Poverty and other factors, like rape, have not helped .

With nearly 65,000 attacks a year, South Africa has one of the highest incidences of reported rape in the world, and the unemployment rate continues to exceed 25 percent .

The Pretoria school, in the heart of the capital, opened in the 1950s as a school for sick children in city hospitals. The first expectant girls were enrolled in the 1980s, when pregnancy out of wedlock was taboo.

It has 108 students, aged 13 to 18, following a peak in 2011 with 134 girls. After giving birth, the teens return to finish the academic year as new mothers.

Van Niekerk is protective of her students, who playfully pat each others tummies under the blue uniforms. She is adamant that pregnant learners pose special challenges.

"Some girls have trouble concentrating and they sometimes suffer from pregnancy related sickness," she said. "We have to be really patient sometimes."

Not all agree, like Andile Dube, the director of LoveLife, South Africa's largest youth-targeted HIV/AIDS campaign.

She is opposed to the idea of exclusive schooling for pregnant girls, saying it does not provide a solution to the country's vast problem.

"I think it only deals with pregnancy management rather than prevention," she told AFP.

"I'm of the view that if you start to create those schools around the country, you are almost saying pregnancy is a condition that is actually very exclusive, it's something that has to be treated differently," she said.

The learners at Pretoria themselves are positive.

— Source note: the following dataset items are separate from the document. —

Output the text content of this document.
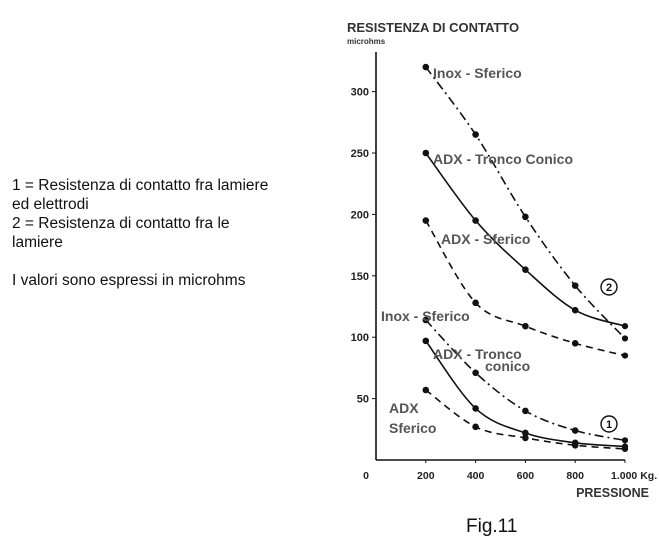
1 = Resistenza di contatto fra lamiere
ed elettrodi
2 = Resistenza di contatto fra le
lamiere
I valori sono espressi in microhms
RESISTENZA DI CONTATTO
microhms
PRESSIONE
50
100
150
200
250
300
0	200	400	600	800	1.000 Kg.
Inox - Sferico
ADX - Tronco Conico
ADX - Sferico
Inox - Sferico
ADX - Tronco
conico
ADX
Sferico
2
1
Fig.11
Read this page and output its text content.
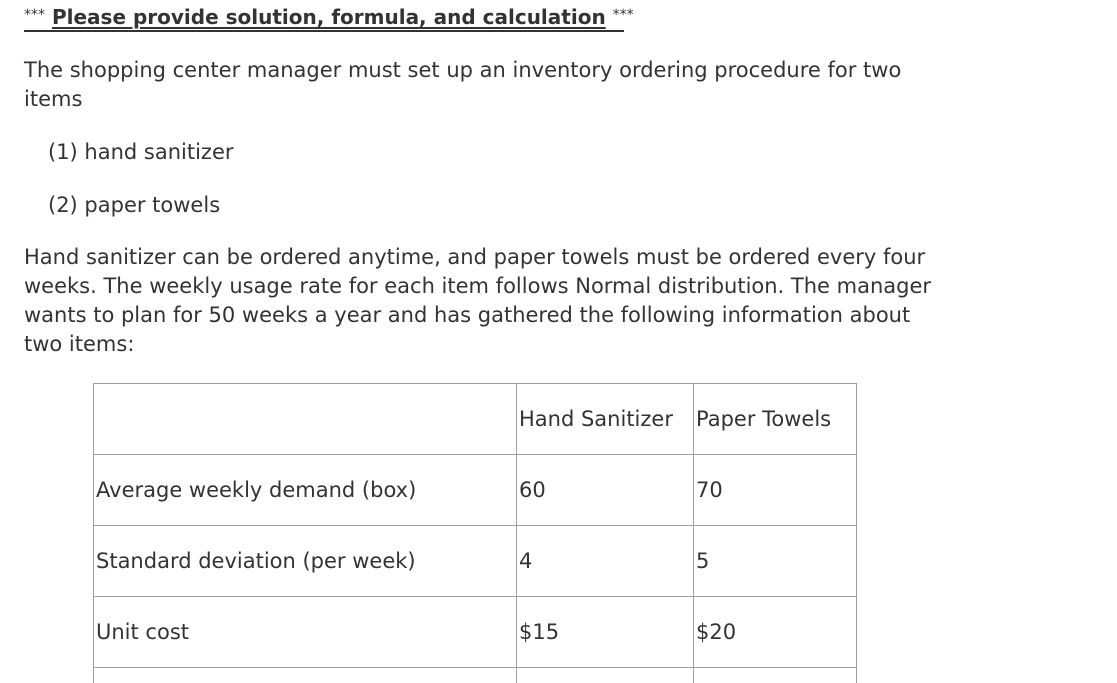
*** Please provide solution, formula, and calculation ***
The shopping center manager must set up an inventory ordering procedure for two items
(1) hand sanitizer
(2) paper towels
Hand sanitizer can be ordered anytime, and paper towels must be ordered every four weeks. The weekly usage rate for each item follows Normal distribution. The manager wants to plan for 50 weeks a year and has gathered the following information about two items:
	Hand Sanitizer	Paper Towels
Average weekly demand (box)	60	70
Standard deviation (per week)	4	5
Unit cost	$15	$20
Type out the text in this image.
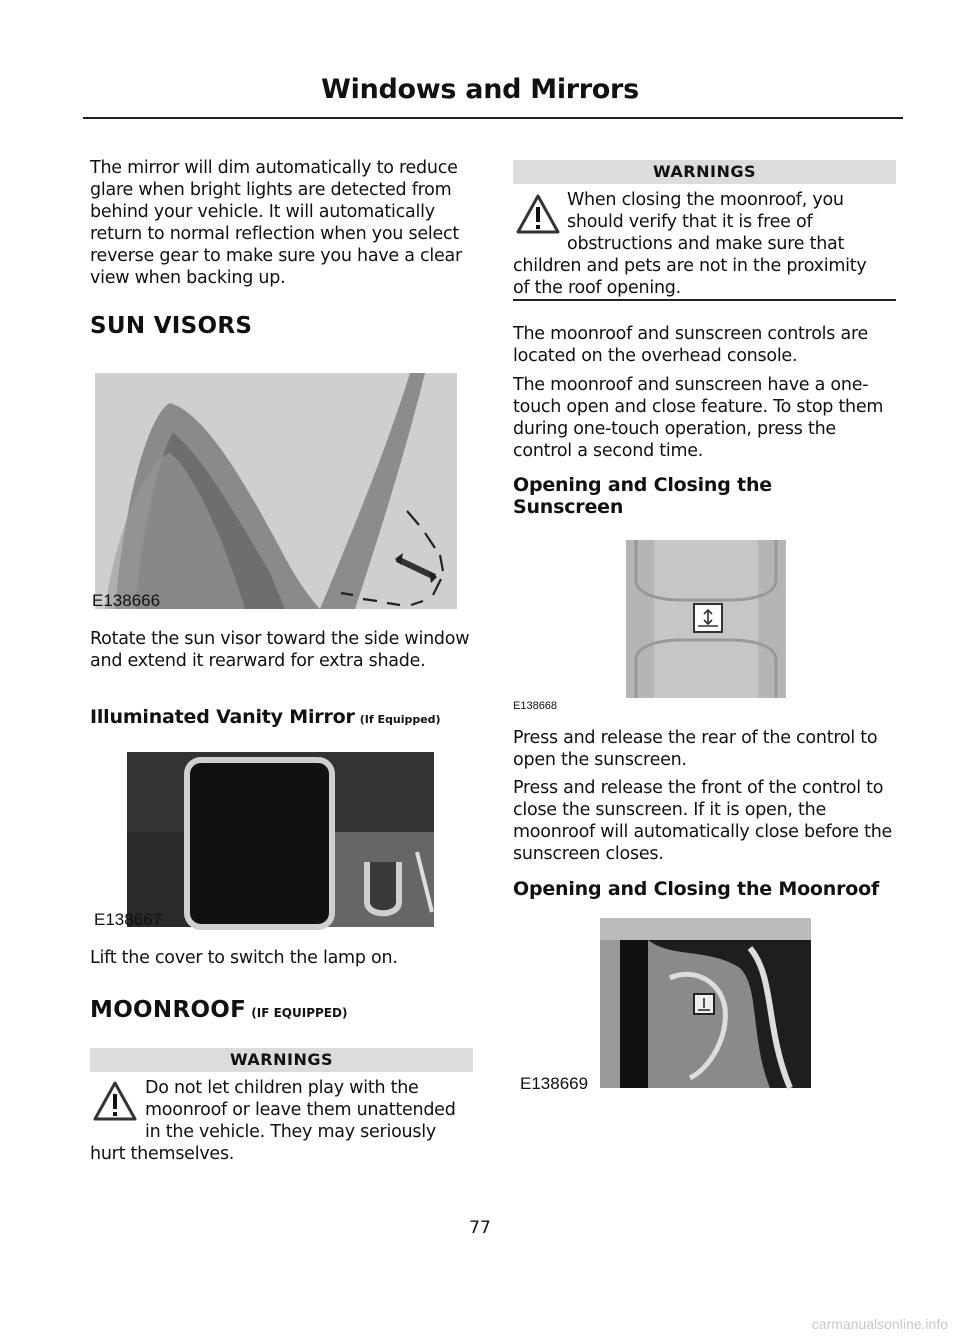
Windows and Mirrors
The mirror will dim automatically to reduce glare when bright lights are detected from behind your vehicle. It will automatically return to normal reflection when you select reverse gear to make sure you have a clear view when backing up.
SUN VISORS
E138666
Rotate the sun visor toward the side window and extend it rearward for extra shade.
Illuminated Vanity Mirror (If Equipped)
E138667
Lift the cover to switch the lamp on.
MOONROOF (IF EQUIPPED)
WARNINGS
Do not let children play with the
moonroof or leave them unattended
in the vehicle. They may seriously
hurt themselves.
WARNINGS
When closing the moonroof, you
should verify that it is free of
obstructions and make sure that
children and pets are not in the proximity
of the roof opening.
The moonroof and sunscreen controls are located on the overhead console.
The moonroof and sunscreen have a one-touch open and close feature. To stop them during one-touch operation, press the control a second time.
Opening and Closing the
Sunscreen
E138668
Press and release the rear of the control to open the sunscreen.
Press and release the front of the control to close the sunscreen. If it is open, the moonroof will automatically close before the sunscreen closes.
Opening and Closing the Moonroof
E138669
77
carmanualsonline.info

Naledi Vuma, an 18-year-old who gave birth last year, said she was grateful to continue classes while expecting and then return to complete her studies. Being among other pregnant girls helped her "feel comfortable", she said.

According to 2012 figures by the World Health Organisation, there are 16 million adolescent pregnancies around the world and 95 percent of these occur in developing countries.